- Kapoor in 2025
- Born: 1989 (age 36–37) Jind, Haryana, India
- Died: 14 September 2025 September 14, 2025 (aged 35–36) Dehradun, Uttarakhand, India
- Cause of death: Gunshot
- Occupations: Jeweller and social activist

= Sunil Kapoor =

Indian RTI activist

Sunil Kapoor (c. 1989 – 14 September 2025) was an Indian jeweller and Right to Information (RTI) activist from Jind, Haryana. Known for exposing police corruption through RTI queries, complaints, and sting operations shared on social media, he faced multiple assaults and threats. In 2025, Kapoor was accused in a case involving sexual harassment allegations against a senior police officer. He died by suicide after allegedly shooting at police and being surrounded during a raid.

== Early life ==
Kapoor was born around 1989 in Jind, Haryana. He worked as a jeweller while pursuing activism.

== Activism ==
Kapoor began his RTI activism around 2018, focusing on police misconduct in Haryana. He filed numerous RTI queries and complaints, leading to actions against several police personnel.

He regularly posted sting videos on Facebook exposing bribery and other systemic issues. His work earned him support from fellow activists but also reprisals.

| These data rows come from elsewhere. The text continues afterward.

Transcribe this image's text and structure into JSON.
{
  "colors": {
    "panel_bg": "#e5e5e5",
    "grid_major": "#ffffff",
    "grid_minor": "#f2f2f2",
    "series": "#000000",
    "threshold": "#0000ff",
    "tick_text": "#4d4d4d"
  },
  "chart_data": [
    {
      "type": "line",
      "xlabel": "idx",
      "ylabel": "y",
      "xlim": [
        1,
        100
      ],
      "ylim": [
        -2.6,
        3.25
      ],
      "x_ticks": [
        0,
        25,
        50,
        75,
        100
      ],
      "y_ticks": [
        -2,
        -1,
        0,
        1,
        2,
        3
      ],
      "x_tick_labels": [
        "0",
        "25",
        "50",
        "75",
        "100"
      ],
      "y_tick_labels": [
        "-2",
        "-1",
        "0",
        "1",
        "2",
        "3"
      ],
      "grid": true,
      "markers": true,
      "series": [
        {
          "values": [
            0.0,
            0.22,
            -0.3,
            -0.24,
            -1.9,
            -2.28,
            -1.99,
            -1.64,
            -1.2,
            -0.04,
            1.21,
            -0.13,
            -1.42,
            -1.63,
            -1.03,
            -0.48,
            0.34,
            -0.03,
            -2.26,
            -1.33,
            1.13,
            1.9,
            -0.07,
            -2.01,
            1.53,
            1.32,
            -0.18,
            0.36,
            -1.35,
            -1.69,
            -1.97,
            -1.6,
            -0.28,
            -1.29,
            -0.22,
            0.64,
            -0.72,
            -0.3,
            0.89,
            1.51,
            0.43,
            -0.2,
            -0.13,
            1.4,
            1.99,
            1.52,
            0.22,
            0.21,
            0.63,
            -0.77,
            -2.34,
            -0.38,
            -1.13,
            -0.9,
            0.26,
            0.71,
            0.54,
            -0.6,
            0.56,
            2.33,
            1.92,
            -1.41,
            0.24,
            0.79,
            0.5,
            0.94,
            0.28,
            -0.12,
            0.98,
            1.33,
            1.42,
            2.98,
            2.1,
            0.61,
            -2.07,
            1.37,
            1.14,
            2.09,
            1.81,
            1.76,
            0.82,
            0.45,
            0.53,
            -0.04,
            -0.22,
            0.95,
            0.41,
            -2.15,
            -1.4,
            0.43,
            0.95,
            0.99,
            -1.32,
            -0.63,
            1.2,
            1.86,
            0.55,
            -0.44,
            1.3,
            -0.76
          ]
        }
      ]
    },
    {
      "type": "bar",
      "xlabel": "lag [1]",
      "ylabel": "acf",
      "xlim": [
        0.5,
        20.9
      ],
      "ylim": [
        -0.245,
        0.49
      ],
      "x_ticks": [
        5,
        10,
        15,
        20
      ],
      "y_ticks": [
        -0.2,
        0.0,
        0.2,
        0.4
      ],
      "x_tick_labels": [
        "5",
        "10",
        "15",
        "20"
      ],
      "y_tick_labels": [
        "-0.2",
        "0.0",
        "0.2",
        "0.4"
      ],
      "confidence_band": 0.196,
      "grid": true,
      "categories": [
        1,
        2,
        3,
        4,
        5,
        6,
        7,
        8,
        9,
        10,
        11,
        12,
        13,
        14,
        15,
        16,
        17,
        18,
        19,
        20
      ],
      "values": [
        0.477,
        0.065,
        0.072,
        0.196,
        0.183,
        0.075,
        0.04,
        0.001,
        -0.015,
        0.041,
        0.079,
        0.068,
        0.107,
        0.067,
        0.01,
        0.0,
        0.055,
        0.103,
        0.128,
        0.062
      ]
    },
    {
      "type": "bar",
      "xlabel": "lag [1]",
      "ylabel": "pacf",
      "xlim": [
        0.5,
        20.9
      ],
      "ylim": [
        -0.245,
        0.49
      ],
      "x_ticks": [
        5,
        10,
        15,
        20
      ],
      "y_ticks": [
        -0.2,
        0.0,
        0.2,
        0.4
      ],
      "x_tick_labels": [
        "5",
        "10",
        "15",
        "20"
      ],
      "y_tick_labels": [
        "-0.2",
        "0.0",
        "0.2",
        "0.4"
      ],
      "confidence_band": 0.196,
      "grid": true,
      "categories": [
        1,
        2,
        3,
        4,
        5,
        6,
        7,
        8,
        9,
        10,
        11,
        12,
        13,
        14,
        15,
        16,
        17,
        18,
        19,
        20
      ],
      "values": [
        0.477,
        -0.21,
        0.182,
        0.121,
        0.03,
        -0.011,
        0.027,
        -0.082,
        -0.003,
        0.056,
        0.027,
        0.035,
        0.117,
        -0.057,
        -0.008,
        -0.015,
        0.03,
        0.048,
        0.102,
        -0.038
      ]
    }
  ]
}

A relative of Kapoor revealed that he began his activism against corruption in India around 2015, utilising social media platforms and the internet. He operated over 150 social media accounts during this period.

== 2018 attacks and threats ==

In February 2018, Kapoor received death threats via phone. On 26 March 2018, masked assailants attacked his home, injuring him and his family, including his mother, with gunfire and lathis; the incident was captured on CCTV. Less than two weeks later, on 5 April 2018, he was assaulted again at his jewellery shop by masked men with lathis, sustaining severe injuries requiring knee surgery.

Kapoor accused a DSP-rank officer of orchestrating the attacks in retaliation for a complaint about the officer accepting bribes, supported by a video.

He had requested police protection twice after the first attack but was ignored. Two suspects were arrested for the assaults. Fellow RTI activists demanded investigations into the DSP’s call records.

In August 2019, Kapoor faced another threat in Jind, prompting outcry from activists, though no arrests followed.

== 2025 accusations ==
In 2024–2025, Kapoor became implicated in a case after an anonymous letter accused former Jind Superintendent of Police Sumit Kumar of sexual harassment and exploitation of women police personnel.

The letter went viral, leading to a case against Kapoor under the IT Act and other sections for allegedly levelling the allegations. The Haryana government gave Kumar a clean chit and closed the matter, but the Women's Commission demanded further investigation.

== Death ==
On 13 September 2025, Kapoor allegedly shot at Sub-Inspector Surendra of the Jind CIA team near Haridwar bus stand before fleeing. The next day, on 14 September 2025, police located him hiding at a relative’s house in Laxman Chowk, Dehradun.

A joint team from Haryana, Haridwar, and Dehradun police surrounded the location. Kapoor locked himself in a room and, upon the door being opened with relatives' help, reportedly panicked and shot himself with his licensed revolver.

Police described it as suicide, but the death has been termed controversial and suspicious by some sources, with questions raised about the circumstances. Uttarakhand Police handled the proceedings.